Gabon (suite)
L’Ogooué (1 200 km), qui prend naissance au Congo vers 800 m d’altitude, a un cours supérieur très accidenté et en pente forte. En aval de Franceville, il décrit une vaste boucle au cours de laquelle son lit se resserre plusieurs fois (« portes de l’Okanda » : 100 m de largeur). Dans le bassin côtier, il se divise en multiples bras reliés à des lacs peu profonds, puis construit un vaste delta maritime où s’est trouvée englobée l’île de Mandji (site de Port-Gentil). Son régime passe par deux maximums, en novembre (7 000 m3/s) et en mai (6 500 m3/s) ; l’étiage est en août-septembre (2 000 m3/s), mais le débit de crue peut dépasser 13 000 m3/s. La navigation permanente cesse à N’Djolé.
P. V.
L’histoire
La mise en place des populations
Quelques trouvailles préhistoriques et le caractère presque partout secondaire de la forêt gabonaise attestent l’ancienneté de la présence humaine. Mais, jusqu’au xixe s., l’histoire du Gabon est une mosaïque des traditions des ethnies de chasseurs, de pêcheurs et d’agriculteurs itinérants qui se sont installés dans la forêt sous la conduite des Pygmées, suivant eux-mêmes les trouées des éléphants ; traditions du reste peu anciennes, du fait de l’absence d’organisations étatiques.
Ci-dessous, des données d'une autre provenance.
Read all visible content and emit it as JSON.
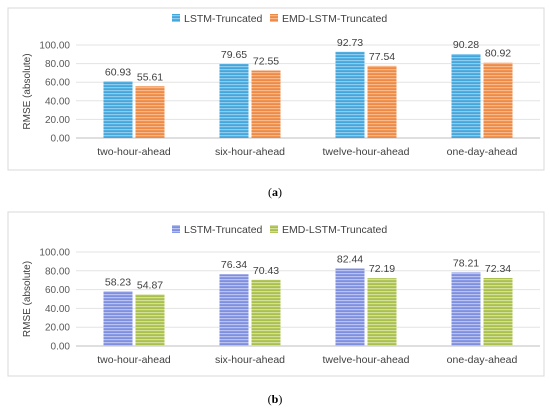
{
  "chart_data": [
    {
      "type": "bar",
      "caption": "a",
      "categories": [
        "two-hour-ahead",
        "six-hour-ahead",
        "twelve-hour-ahead",
        "one-day-ahead"
      ],
      "series": [
        {
          "name": "LSTM-Truncated",
          "values": [
            60.93,
            79.65,
            92.73,
            90.28
          ],
          "color": "#45a6dc",
          "stripe": "#8dcbef"
        },
        {
          "name": "EMD-LSTM-Truncated",
          "values": [
            55.61,
            72.55,
            77.54,
            80.92
          ],
          "color": "#ef8a46",
          "stripe": "#f7b98c"
        }
      ],
      "ylabel": "RMSE (absolute)",
      "ylim": [
        0,
        100
      ],
      "yticks": [
        "0.00",
        "20.00",
        "40.00",
        "60.00",
        "80.00",
        "100.00"
      ],
      "data_labels": [
        [
          "60.93",
          "79.65",
          "92.73",
          "90.28"
        ],
        [
          "55.61",
          "72.55",
          "77.54",
          "80.92"
        ]
      ],
      "legend_position": "top",
      "grid": true
    },
    {
      "type": "bar",
      "caption": "b",
      "categories": [
        "two-hour-ahead",
        "six-hour-ahead",
        "twelve-hour-ahead",
        "one-day-ahead"
      ],
      "series": [
        {
          "name": "LSTM-Truncated",
          "values": [
            58.23,
            76.34,
            82.44,
            78.21
          ],
          "color": "#7f8fe0",
          "stripe": "#b9c2f0"
        },
        {
          "name": "EMD-LSTM-Truncated",
          "values": [
            54.87,
            70.43,
            72.19,
            72.34
          ],
          "color": "#a9c04c",
          "stripe": "#d3e09a"
        }
      ],
      "ylabel": "RMSE (absolute)",
      "ylim": [
        0,
        100
      ],
      "yticks": [
        "0.00",
        "20.00",
        "40.00",
        "60.00",
        "80.00",
        "100.00"
      ],
      "data_labels": [
        [
          "58.23",
          "76.34",
          "82.44",
          "78.21"
        ],
        [
          "54.87",
          "70.43",
          "72.19",
          "72.34"
        ]
      ],
      "legend_position": "top",
      "grid": true
    }
  ]
}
• Les groupes côtiers. Les Mpongwés, de langue myènè, étaient déjà installés sur les rives du golfe du Gabon à l’arrivée des Portugais au xve s. ; leur provenance est inconnue. Les Oroungous, de la région de Port-Gentil, seraient venus il y a quatre siècles de la N’Gounié ; ils ont adopté la langue myènè. Les N’Komis, du Fernan Vaz, quittèrent les abords du lac Ezanga avant la venue des Portugais, dont ils furent les premiers fournisseurs d’esclaves. Les Loumbous, venus de la région de Pointe-Noire dans la lagune de Setté-Cama, délaissèrent le commerce du sel au profit de la traite négrière.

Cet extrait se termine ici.